Posted on | February 20, 2013 | 13 Comments
The other day, Jim Vandehei and Mike Allen of Politico published a long story about the dysfunctional relationship between the Obama administration and the White House press corps, saying that the lack of access and deliberate manipulation were making it difficult for reporters to do their jobs.
A basic rule of life: If you volunteer to be somebody’s doormat, you forfeit the right to complain about the footprints on your back.
The White House has merely exploited the unabashed fandom of the journalistic elite, which is so overwhelmingly liberal that they were only too happy for the opportunity to publish daily valentines to their presidential heartthrob. Predictably, this posture of eager sycophancy has not earned reporters the respect of those they flatter, and so White House correspondents — journalists at the very peak of professional prestige — are shocked to find themselves treated like rent-boys by the administration’s P.R. machinery.
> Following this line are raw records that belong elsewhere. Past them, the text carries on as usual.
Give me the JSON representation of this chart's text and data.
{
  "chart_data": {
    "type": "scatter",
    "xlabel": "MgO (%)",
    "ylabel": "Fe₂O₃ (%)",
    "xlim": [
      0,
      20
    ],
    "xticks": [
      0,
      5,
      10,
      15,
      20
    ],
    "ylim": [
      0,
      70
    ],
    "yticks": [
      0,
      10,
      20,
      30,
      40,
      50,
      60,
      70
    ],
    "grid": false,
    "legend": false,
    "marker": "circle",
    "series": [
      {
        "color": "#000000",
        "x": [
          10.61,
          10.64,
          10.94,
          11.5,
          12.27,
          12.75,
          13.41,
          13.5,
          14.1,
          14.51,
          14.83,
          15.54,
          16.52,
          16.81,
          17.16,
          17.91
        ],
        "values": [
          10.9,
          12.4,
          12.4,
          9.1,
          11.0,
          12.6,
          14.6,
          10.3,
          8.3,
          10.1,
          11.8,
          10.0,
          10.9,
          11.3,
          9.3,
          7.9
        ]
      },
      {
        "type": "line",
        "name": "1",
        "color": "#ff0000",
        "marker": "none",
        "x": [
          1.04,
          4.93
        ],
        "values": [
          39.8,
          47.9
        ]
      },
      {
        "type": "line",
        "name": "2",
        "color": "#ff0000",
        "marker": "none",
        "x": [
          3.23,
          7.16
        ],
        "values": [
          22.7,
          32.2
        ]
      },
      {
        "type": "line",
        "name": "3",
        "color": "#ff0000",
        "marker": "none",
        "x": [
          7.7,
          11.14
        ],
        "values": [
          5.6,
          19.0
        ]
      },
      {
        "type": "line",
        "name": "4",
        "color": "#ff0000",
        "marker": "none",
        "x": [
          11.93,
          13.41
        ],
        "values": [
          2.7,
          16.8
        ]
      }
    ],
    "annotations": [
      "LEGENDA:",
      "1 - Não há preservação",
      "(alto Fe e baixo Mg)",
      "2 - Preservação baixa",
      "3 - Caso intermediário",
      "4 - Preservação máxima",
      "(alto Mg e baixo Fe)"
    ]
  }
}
William Jacobson at Legal Insurrection is unsympathetic:
It certainly is true that Obama is good at manipulating the media, but I’m taking Obama’s side on this one. The media has proven itself willing subjects, with tingles and oohs and ahhs running wild since before Obama was elected the first time. . . .
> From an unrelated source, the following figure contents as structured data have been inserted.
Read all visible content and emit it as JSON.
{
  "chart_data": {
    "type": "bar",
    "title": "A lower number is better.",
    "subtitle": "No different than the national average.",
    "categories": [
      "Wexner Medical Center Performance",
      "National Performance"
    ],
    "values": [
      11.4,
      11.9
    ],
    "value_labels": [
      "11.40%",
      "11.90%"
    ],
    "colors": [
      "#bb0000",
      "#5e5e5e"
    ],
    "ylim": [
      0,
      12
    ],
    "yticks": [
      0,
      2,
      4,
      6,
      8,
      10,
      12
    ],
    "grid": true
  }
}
Don’t blame Obama for your own failings.
Look in the mirror and ask why you are such a bunch of hypocritical sycophants who abandoned all pretense of journalistic integrity in order to get Obama elected twice.
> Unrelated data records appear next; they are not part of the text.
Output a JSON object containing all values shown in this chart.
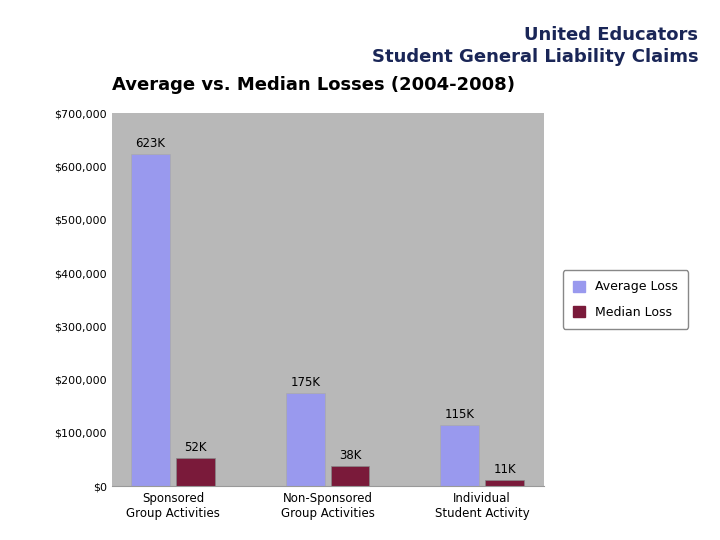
{
  "title_line1": "United Educators",
  "title_line2": "Student General Liability Claims",
  "subtitle": "Average vs. Median Losses (2004-2008)",
  "categories": [
    "Sponsored\nGroup Activities",
    "Non-Sponsored\nGroup Activities",
    "Individual\nStudent Activity"
  ],
  "average_loss": [
    623000,
    175000,
    115000
  ],
  "median_loss": [
    52000,
    38000,
    11000
  ],
  "average_labels": [
    "623K",
    "175K",
    "115K"
  ],
  "median_labels": [
    "52K",
    "38K",
    "11K"
  ],
  "avg_color": "#9999ee",
  "med_color": "#7a1a3a",
  "plot_bg_color": "#b8b8b8",
  "fig_bg_color": "#ffffff",
  "gold_color": "#e8c800",
  "title_color": "#1a2657",
  "ylim": [
    0,
    700000
  ],
  "yticks": [
    0,
    100000,
    200000,
    300000,
    400000,
    500000,
    600000,
    700000
  ],
  "ytick_labels": [
    "$0",
    "$100,000",
    "$200,000",
    "$300,000",
    "$400,000",
    "$500,000",
    "$600,000",
    "$700,000"
  ],
  "legend_labels": [
    "Average Loss",
    "Median Loss"
  ]
}
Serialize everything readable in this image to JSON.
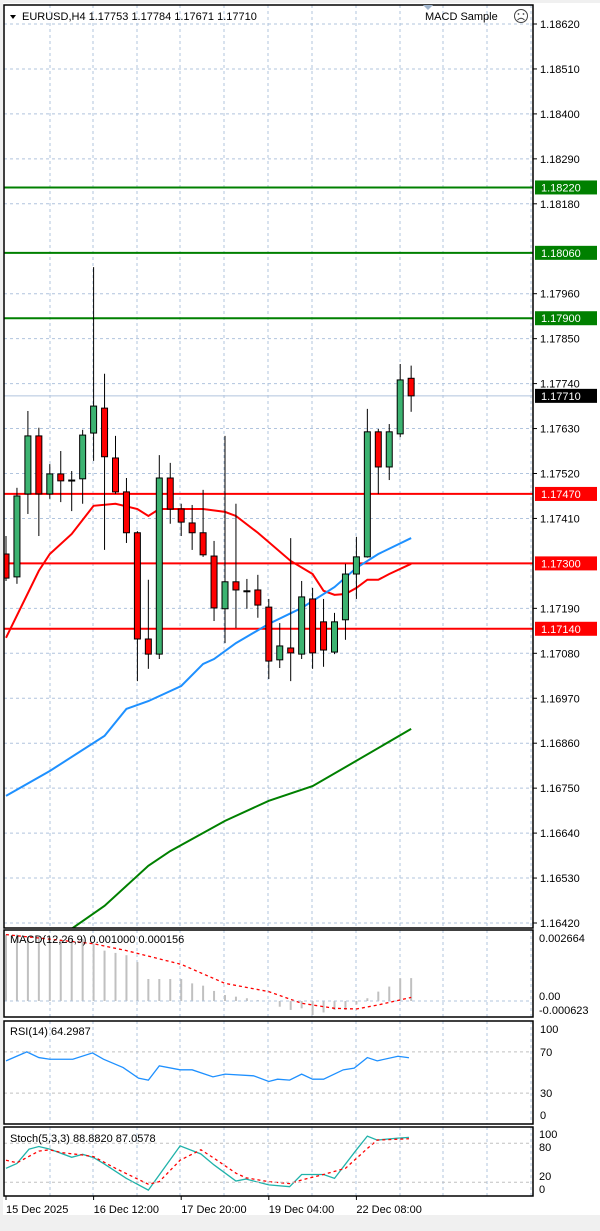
{
  "header": {
    "symbol_line": "EURUSD,H4  1.17753 1.17784 1.17671 1.17710",
    "expert_label": "MACD Sample",
    "expert_icon": "sad-face-icon"
  },
  "colors": {
    "bull": "#3CB371",
    "bear": "#FF0000",
    "wick": "#000000",
    "ma_fast": "#FF0000",
    "ma_mid": "#1E90FF",
    "ma_slow": "#008000",
    "support": "#FF0000",
    "resistance": "#008000",
    "current_price_badge": "#000000",
    "grid": "#B0C4DE",
    "macd_hist": "#C0C0C0",
    "macd_signal": "#FF0000",
    "rsi": "#1E90FF",
    "stoch_main": "#20B2AA",
    "stoch_signal": "#FF0000"
  },
  "chart_data": [
    {
      "type": "candlestick",
      "title": "EURUSD,H4",
      "ylim": [
        1.1642,
        1.1862
      ],
      "grid": true,
      "y_ticks": [
        "1.18620",
        "1.18510",
        "1.18400",
        "1.18290",
        "1.18180",
        "1.17960",
        "1.17850",
        "1.17740",
        "1.17630",
        "1.17520",
        "1.17410",
        "1.17190",
        "1.17080",
        "1.16970",
        "1.16860",
        "1.16750",
        "1.16640",
        "1.16530",
        "1.16420"
      ],
      "x_ticks": [
        "15 Dec 2025",
        "16 Dec 12:00",
        "17 Dec 20:00",
        "19 Dec 04:00",
        "22 Dec 08:00"
      ],
      "x_tick_index": [
        0,
        8,
        16,
        24,
        32
      ],
      "current_price": "1.17710",
      "ohlc": [
        [
          1.17323,
          1.17367,
          1.17257,
          1.17264
        ],
        [
          1.17267,
          1.17485,
          1.1725,
          1.17465
        ],
        [
          1.1747,
          1.17673,
          1.17421,
          1.17612
        ],
        [
          1.17612,
          1.17632,
          1.17367,
          1.1747
        ],
        [
          1.1747,
          1.17543,
          1.17458,
          1.17519
        ],
        [
          1.17519,
          1.17575,
          1.1745,
          1.17502
        ],
        [
          1.17504,
          1.17526,
          1.17428,
          1.17503
        ],
        [
          1.17507,
          1.17627,
          1.17446,
          1.17614
        ],
        [
          1.17619,
          1.18025,
          1.17551,
          1.17685
        ],
        [
          1.1768,
          1.17764,
          1.17333,
          1.17561
        ],
        [
          1.17558,
          1.17612,
          1.1747,
          1.17475
        ],
        [
          1.17475,
          1.17509,
          1.1735,
          1.17375
        ],
        [
          1.17375,
          1.17379,
          1.17012,
          1.17115
        ],
        [
          1.17115,
          1.1726,
          1.17042,
          1.17078
        ],
        [
          1.17078,
          1.17565,
          1.17066,
          1.17509
        ],
        [
          1.17509,
          1.17546,
          1.17397,
          1.17433
        ],
        [
          1.17433,
          1.17446,
          1.17367,
          1.17401
        ],
        [
          1.17399,
          1.17443,
          1.17333,
          1.17375
        ],
        [
          1.17375,
          1.1748,
          1.17316,
          1.17321
        ],
        [
          1.17318,
          1.17355,
          1.17159,
          1.17191
        ],
        [
          1.17189,
          1.17612,
          1.17105,
          1.17255
        ],
        [
          1.17255,
          1.17446,
          1.17142,
          1.17235
        ],
        [
          1.17233,
          1.17262,
          1.17189,
          1.17232
        ],
        [
          1.17235,
          1.17272,
          1.17167,
          1.17198
        ],
        [
          1.17193,
          1.17213,
          1.17017,
          1.17061
        ],
        [
          1.17064,
          1.17154,
          1.17044,
          1.17098
        ],
        [
          1.17093,
          1.17362,
          1.17012,
          1.17081
        ],
        [
          1.17078,
          1.17257,
          1.17066,
          1.17218
        ],
        [
          1.17213,
          1.1724,
          1.17042,
          1.17081
        ],
        [
          1.17157,
          1.17213,
          1.17047,
          1.17088
        ],
        [
          1.17083,
          1.17179,
          1.17078,
          1.17157
        ],
        [
          1.17162,
          1.17299,
          1.17113,
          1.17274
        ],
        [
          1.17274,
          1.17365,
          1.17213,
          1.17316
        ],
        [
          1.17316,
          1.17678,
          1.17314,
          1.17622
        ],
        [
          1.17622,
          1.17629,
          1.1747,
          1.17536
        ],
        [
          1.17536,
          1.17641,
          1.17504,
          1.17622
        ],
        [
          1.17617,
          1.17788,
          1.17609,
          1.17749
        ],
        [
          1.17753,
          1.17784,
          1.17671,
          1.1771
        ]
      ],
      "moving_averages": [
        {
          "color_key": "ma_fast",
          "points": [
            [
              0,
              1.17118
            ],
            [
              3,
              1.17282
            ],
            [
              4,
              1.17323
            ],
            [
              6,
              1.17372
            ],
            [
              8,
              1.17441
            ],
            [
              10,
              1.17446
            ],
            [
              12,
              1.17433
            ],
            [
              13,
              1.17416
            ],
            [
              14,
              1.17433
            ],
            [
              18,
              1.17433
            ],
            [
              20,
              1.17426
            ],
            [
              21,
              1.17416
            ],
            [
              23,
              1.17375
            ],
            [
              26,
              1.17306
            ],
            [
              28,
              1.17274
            ],
            [
              29,
              1.17233
            ],
            [
              30,
              1.17223
            ],
            [
              31,
              1.17225
            ],
            [
              32,
              1.1724
            ],
            [
              33,
              1.1726
            ],
            [
              34,
              1.1726
            ],
            [
              35,
              1.17274
            ],
            [
              37,
              1.17299
            ]
          ]
        },
        {
          "color_key": "ma_mid",
          "points": [
            [
              0,
              1.16731
            ],
            [
              4,
              1.16792
            ],
            [
              9,
              1.16878
            ],
            [
              11,
              1.16944
            ],
            [
              13,
              1.16963
            ],
            [
              16,
              1.17
            ],
            [
              18,
              1.17054
            ],
            [
              19,
              1.17066
            ],
            [
              21,
              1.17105
            ],
            [
              24,
              1.17152
            ],
            [
              27,
              1.17191
            ],
            [
              30,
              1.17242
            ],
            [
              32,
              1.17289
            ],
            [
              34,
              1.17323
            ],
            [
              37,
              1.17362
            ]
          ]
        },
        {
          "color_key": "ma_slow",
          "points": [
            [
              6,
              1.16406
            ],
            [
              9,
              1.16462
            ],
            [
              13,
              1.1656
            ],
            [
              15,
              1.16596
            ],
            [
              20,
              1.1667
            ],
            [
              24,
              1.16719
            ],
            [
              28,
              1.16755
            ],
            [
              32,
              1.16817
            ],
            [
              37,
              1.16895
            ]
          ]
        }
      ],
      "levels": [
        {
          "price": "1.18220",
          "kind": "resistance"
        },
        {
          "price": "1.18060",
          "kind": "resistance"
        },
        {
          "price": "1.17900",
          "kind": "resistance"
        },
        {
          "price": "1.17470",
          "kind": "support"
        },
        {
          "price": "1.17300",
          "kind": "support"
        },
        {
          "price": "1.17140",
          "kind": "support"
        }
      ]
    },
    {
      "type": "bar",
      "title": "MACD(12,26,9) 0.001000 0.000156",
      "y_ticks": [
        "0.002664",
        "0.00",
        "-0.000623"
      ],
      "histogram": [
        0.0029,
        0.0029,
        0.0028,
        0.0028,
        0.0028,
        0.0027,
        0.0027,
        0.0027,
        0.0025,
        0.0022,
        0.0021,
        0.002,
        0.0017,
        0.00096,
        0.00096,
        0.00096,
        0.00096,
        0.00077,
        0.00067,
        0.00044,
        0.00026,
        0.00019,
        0.00012,
        4e-05,
        0.0,
        -0.00025,
        -0.00039,
        -0.00032,
        -0.00061,
        -0.0005,
        -0.00039,
        -0.00039,
        -0.00015,
        0.00012,
        0.00041,
        0.00063,
        0.00099,
        0.001
      ],
      "signal": [
        [
          0,
          0.0029
        ],
        [
          8,
          0.0025
        ],
        [
          11,
          0.0022
        ],
        [
          16,
          0.0016
        ],
        [
          20,
          0.00077
        ],
        [
          24,
          0.00041
        ],
        [
          27,
          -0.0001
        ],
        [
          30,
          -0.00032
        ],
        [
          32,
          -0.00035
        ],
        [
          34,
          -0.00017
        ],
        [
          37,
          0.000156
        ]
      ]
    },
    {
      "type": "line",
      "title": "RSI(14) 64.2987",
      "ylim": [
        0,
        100
      ],
      "y_ticks": [
        "100",
        "70",
        "30",
        "0"
      ],
      "values": [
        [
          0,
          61.3
        ],
        [
          1.9,
          70
        ],
        [
          3,
          64.5
        ],
        [
          4,
          62.9
        ],
        [
          6.1,
          62.9
        ],
        [
          7.9,
          69
        ],
        [
          8.9,
          62.9
        ],
        [
          10.7,
          54.8
        ],
        [
          12.1,
          44.5
        ],
        [
          13,
          42.6
        ],
        [
          14,
          56.5
        ],
        [
          15.9,
          52.6
        ],
        [
          17,
          52.6
        ],
        [
          18.9,
          45.8
        ],
        [
          20,
          48.4
        ],
        [
          22.6,
          46.8
        ],
        [
          24,
          41.3
        ],
        [
          24.8,
          43.5
        ],
        [
          25.9,
          42.6
        ],
        [
          27,
          48.4
        ],
        [
          28,
          43.5
        ],
        [
          29,
          43.5
        ],
        [
          30.8,
          52.6
        ],
        [
          31.8,
          54.2
        ],
        [
          33,
          64.5
        ],
        [
          33.9,
          61.3
        ],
        [
          35.8,
          65.8
        ],
        [
          36.8,
          64.3
        ]
      ]
    },
    {
      "type": "line",
      "title": "Stoch(5,3,3) 88.8820 87.0578",
      "ylim": [
        0,
        100
      ],
      "y_ticks": [
        "100",
        "80",
        "20",
        "0"
      ],
      "series": [
        {
          "color_key": "stoch_main",
          "values": [
            [
              0,
              41.5
            ],
            [
              1,
              49
            ],
            [
              2.1,
              71
            ],
            [
              3,
              75
            ],
            [
              4,
              71
            ],
            [
              6,
              58.5
            ],
            [
              7,
              63
            ],
            [
              8,
              58
            ],
            [
              8.9,
              49
            ],
            [
              11,
              26
            ],
            [
              13,
              8
            ],
            [
              15.9,
              76
            ],
            [
              17.8,
              63.6
            ],
            [
              19,
              46.7
            ],
            [
              21,
              22
            ],
            [
              21.9,
              25
            ],
            [
              24,
              16
            ],
            [
              25.9,
              13.3
            ],
            [
              27,
              32
            ],
            [
              29,
              32
            ],
            [
              30,
              26
            ],
            [
              32,
              70
            ],
            [
              33,
              91
            ],
            [
              33.9,
              85
            ],
            [
              35.8,
              88
            ],
            [
              36.8,
              89
            ]
          ]
        },
        {
          "color_key": "stoch_signal",
          "values": [
            [
              0,
              54
            ],
            [
              1,
              50
            ],
            [
              3,
              68
            ],
            [
              4,
              70
            ],
            [
              5.1,
              65.6
            ],
            [
              7,
              62
            ],
            [
              8,
              59.5
            ],
            [
              10,
              41.5
            ],
            [
              13,
              17
            ],
            [
              14,
              21
            ],
            [
              15.9,
              54
            ],
            [
              17.8,
              70
            ],
            [
              19,
              57
            ],
            [
              21,
              34
            ],
            [
              21.9,
              27
            ],
            [
              24,
              21
            ],
            [
              25.9,
              18
            ],
            [
              27,
              23.6
            ],
            [
              29,
              32
            ],
            [
              31,
              41.5
            ],
            [
              33,
              72
            ],
            [
              33.9,
              85
            ],
            [
              36.8,
              87
            ]
          ]
        }
      ]
    }
  ]
}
Ah, but here comes The Enforcer: Charles Pierce at Esquire attacks Vandehei and Harris from their left flank, signaling that even the mildest media dissent against Dear Leader is unacceptable. Anyone in the D.C. press corps who actually does stray from the fawning pro-Obama herd will be targeted for destruction by MSNBC, by the left blogosphere, by Media Matters and Think Progress.
It’s these enforcer types — Commissars of the People’s Information Bureau, as it were — who make media reform impossible. That’s what Journolist was all about, and you may notice that the Washington Post hasn’t exactly kicked Ezra Klein to the curb.